Os cartazes afixados anunciam o recenseamento para o período de 15 a 30 de Junho. A actualização do censo eleitoral, por uma total desorganização, que já se previa, do STAE, foi alterada para ser de 28 de Junho a 15 de Julho (próxima 5.ª feira) mas os cartazes são os mesmos a fazer crer que o recenseamento
já terminou no dia 30.
É a falácia ao serviço dos “democratas”!
Os anúncios na rádio até ameaçam o cidadão. Dizem mais ou menos isto: “Só se pode recensear quem tiver cédula pessoal ou certidão de nascimento” (tudo coisas que só há nas conservatórias); “bilhete de identidade” (coisa que não se consegue em menos de seis meses); “carta de condução” (que custa 8 a 10 milhões, a mais barata). Não tem uma dessas coisas? “Não se preocupe. Também pode recensear-se com duas testemunhas da sua zona de residência. Mas, cuidado! É proibido recensear-se duas ou três vezes. Quem o fizer é multado com 3 salários mínimos”.
Certas pessoas – entenda-se as que têm postos de recenseamento por perto – obviamente, estão com medo de se recensearem. As outras não têm sequer dinheiro para lá se deslocarem. Muitas das que têm os postos perto, não vão. Não têm dinheiro para pagar as multas se alguém interpretar mal os seus anseios de esclarecimento para exercício de cidadania. Não dominam as leis. Por isso, mesmo que precisem de actualizar os requisitos, ao ouvirem a publicidade que está no ar, muitos cidadãos assustam-se. Têm medo de ir presos. É o que “muitos pensam” e alguns me disseram.

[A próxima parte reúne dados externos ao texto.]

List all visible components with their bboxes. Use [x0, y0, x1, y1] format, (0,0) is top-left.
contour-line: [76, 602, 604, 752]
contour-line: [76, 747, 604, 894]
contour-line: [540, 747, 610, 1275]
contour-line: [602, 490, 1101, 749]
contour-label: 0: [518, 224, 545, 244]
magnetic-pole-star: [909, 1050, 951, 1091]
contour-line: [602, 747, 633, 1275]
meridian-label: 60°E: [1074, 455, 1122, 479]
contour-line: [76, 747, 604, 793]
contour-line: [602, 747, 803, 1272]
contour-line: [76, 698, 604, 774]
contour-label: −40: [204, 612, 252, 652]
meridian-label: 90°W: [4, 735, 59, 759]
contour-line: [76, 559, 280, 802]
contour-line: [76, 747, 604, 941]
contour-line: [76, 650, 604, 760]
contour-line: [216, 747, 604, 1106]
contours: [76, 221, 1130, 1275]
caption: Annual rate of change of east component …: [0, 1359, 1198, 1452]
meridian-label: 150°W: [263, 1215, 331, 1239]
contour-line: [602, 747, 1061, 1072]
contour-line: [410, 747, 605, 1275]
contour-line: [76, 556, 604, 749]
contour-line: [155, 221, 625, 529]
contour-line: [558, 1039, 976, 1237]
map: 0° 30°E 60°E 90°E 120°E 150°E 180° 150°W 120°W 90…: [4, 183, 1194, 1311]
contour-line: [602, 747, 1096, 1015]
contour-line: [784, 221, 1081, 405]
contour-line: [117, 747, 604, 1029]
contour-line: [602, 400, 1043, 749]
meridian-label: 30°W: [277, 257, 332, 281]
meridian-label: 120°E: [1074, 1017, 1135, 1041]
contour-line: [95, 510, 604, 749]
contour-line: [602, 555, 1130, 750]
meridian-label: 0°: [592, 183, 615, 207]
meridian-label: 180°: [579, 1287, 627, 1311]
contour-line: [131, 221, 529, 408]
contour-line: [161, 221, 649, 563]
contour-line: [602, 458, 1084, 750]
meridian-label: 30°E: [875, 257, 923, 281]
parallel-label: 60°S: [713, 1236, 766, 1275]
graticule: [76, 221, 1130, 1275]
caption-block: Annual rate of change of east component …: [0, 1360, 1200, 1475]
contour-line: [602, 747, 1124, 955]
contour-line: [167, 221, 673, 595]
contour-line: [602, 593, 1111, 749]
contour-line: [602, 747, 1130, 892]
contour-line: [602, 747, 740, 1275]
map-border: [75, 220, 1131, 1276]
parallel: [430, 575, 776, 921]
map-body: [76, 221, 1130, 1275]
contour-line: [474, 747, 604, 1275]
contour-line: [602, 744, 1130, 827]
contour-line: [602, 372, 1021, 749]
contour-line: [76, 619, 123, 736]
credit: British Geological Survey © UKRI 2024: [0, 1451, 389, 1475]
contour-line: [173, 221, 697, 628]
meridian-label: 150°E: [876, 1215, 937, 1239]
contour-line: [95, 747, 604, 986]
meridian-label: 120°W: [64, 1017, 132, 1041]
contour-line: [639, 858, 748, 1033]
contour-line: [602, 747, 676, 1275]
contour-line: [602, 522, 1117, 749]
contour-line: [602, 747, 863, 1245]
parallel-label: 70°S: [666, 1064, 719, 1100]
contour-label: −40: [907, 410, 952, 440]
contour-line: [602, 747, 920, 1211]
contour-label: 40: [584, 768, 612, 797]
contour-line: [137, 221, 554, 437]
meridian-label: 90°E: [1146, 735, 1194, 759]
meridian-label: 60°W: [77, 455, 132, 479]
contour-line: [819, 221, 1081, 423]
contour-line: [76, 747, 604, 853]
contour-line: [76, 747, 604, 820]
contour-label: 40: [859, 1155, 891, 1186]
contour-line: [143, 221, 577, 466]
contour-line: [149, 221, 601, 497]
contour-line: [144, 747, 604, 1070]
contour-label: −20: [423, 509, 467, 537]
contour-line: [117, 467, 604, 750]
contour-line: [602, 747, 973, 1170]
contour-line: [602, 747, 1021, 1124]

É o cidadão com medo da democracia.
É a engrenagem dos instalados no Estado a meter medo ao cidadão. É a onda das “democracias” dos permanentemente no poder.
Ao invés dos anúncios chamarem os cidadãos para irem aos postos de recenseamento verificarem se estão aptos a votar, repelem o cidadão. Metem-lhe medo. A mensagem não atrai.
Afasta. Afugenta. Aterroriza.
As viaturas da “educação cívica” andam a alta velocidade, em altos berros e sonoplastia destorcida. Ouve-se uma parte, mas já não se ouve o fim. O carro já passou. Depois “o combustível não chega”. “As verbas são curtas”. Há até quem comente, no gozo: “É preciso aproveitar agora o carro para se irem fazendo umas negociatas!…”
Como se não bastasse, os postos de recenseamento foram colocados em locais de baixa densidade e, como convém (a quem?), bem distantes dos aglomerados de grande concentração populacional.
Acresce a isso, a falta de películas fotográficas; as máquinas fotográficas bem diferentes daquelas com que os recenseadores foram treinados. É a confusão total. Além de que as fotos quase não se vêem. Há falta de cartões. Falta material de plastificação. Falta tinta para carimbos.
Não há viaturas para levar os materiais aos postos de recenseamento. Etc., etc., etc. ….
Os cadernos estão trocados. Os nomes não constam. Total trapalhada.
Tem acontecido de tudo um pouco.
Uma vergonhosa falta de respeito pela Constituição. Uma total burla ao cidadão.
Dirão: “não se preocupem. Está tudo a correr bem!”
Como também é de prever, os comunicados finais dos observadores (tachistas locais, por sinal todos residentes em Maputo, e representantes internacionais de contra-partes de negócios bem sucedidos) até já devem estar prontos. “Está tudo, mesmo tudo, bem organizado.”
Vão dizer-nos: “Os erros de recenseamento prejudicam todos por igual. Correu tudo muito bem. A organização foi fantástica. Está tudo assegurado para haver eleições «livres e justas»(«free and fair»). A Democracia em Moçambique não são só eleições. Os moçambicanos estão a fazer progressos significativos na construção da democracia”.
A minha consciência força-me a prevenir que o que se está a fazer é perigoso para a Democracia e para a integridade nacional.
Os “lúcidos” devem ficar a saber que a responsabilidade lhes caberá em absoluto se as suas certezas nos vierem a trair. Receio que, por não se ter deixado a democracia funcionar se venha a imaginar como única alternativa a “explosão da bolha”.
Um país em que os senhores da CNE e do STAE são mais conhecidos que os candidatos, algo vai seriamente mal em matéria de eleições que querem democráticas. Nos países em que os processos eleitorais são sérios, confiança nos árbitros é tanta que se ouve falar deles. Entre nós são principais artistas deste autêntico circo.
Que estará “Deus” a pensar destes nossos reverendos?